The Trump administration issued the statement following media reports that two indigenous people died and others have been injured following clashes with Venezuela's military as the U.S. pushes to deliver aid to the country.
Around the same time Friday night, The Associated Press reported that Maduro's vice president, Delcy Rodriguez, had announced the closure of several border crossings with Colombia, citing a perceived threat to Venezuela's sovereignty.
The White House urged Maduro to allow aid to "peacefully" enter the country.
"Egregious violation of human rights by Maduro and those who are following his orders will not go unpunished. The United States strongly urges the Venezuelan military to uphold its constitutional duty to protect the citizens of Venezuela. The Venezuelan military must allow humanitarian aid to peacefully enter the country. The world is watching," press secretary Sarah Huckabee Sanders said in the statement.

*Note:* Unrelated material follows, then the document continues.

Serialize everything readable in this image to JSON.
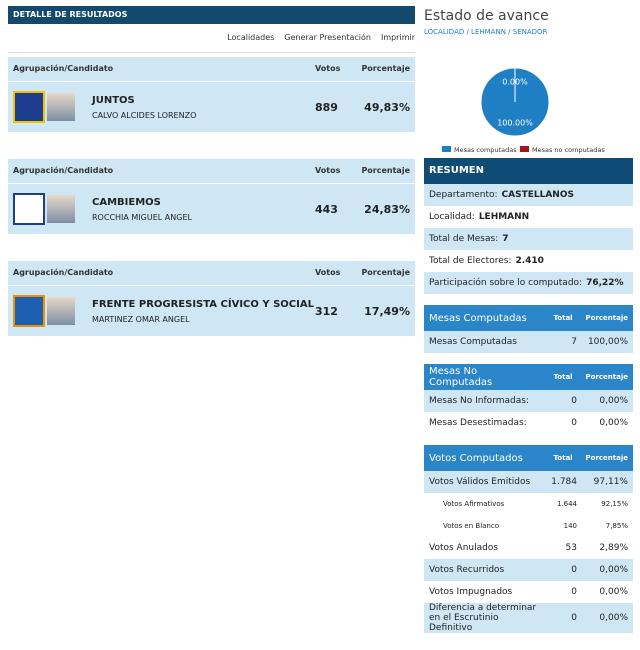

Local officials told CNN that government troops opened fire on civilians protesting the border closures, though the news network could not independently verify the deaths.
"Instead of mediating, the military started shooting," the mayor of Gran Sabana, a town near the country's border with Brazil, told CNN.
Maduro's government has argued that trucks of aid contain supplies meant to support coup attempts against the Venezuelan government, which is facing a rival interim government declared by Juan Guaidó, leader of the National Assembly.
Guaidó is supported by the Trump administration and other NATO countries, while Maduro's government is supported by Turkey and Russia, among other nations.
President Trump spoke with Guaidó last month and offered the Venezuelan politician his support, while not announcing any military support for Guaidó's bid.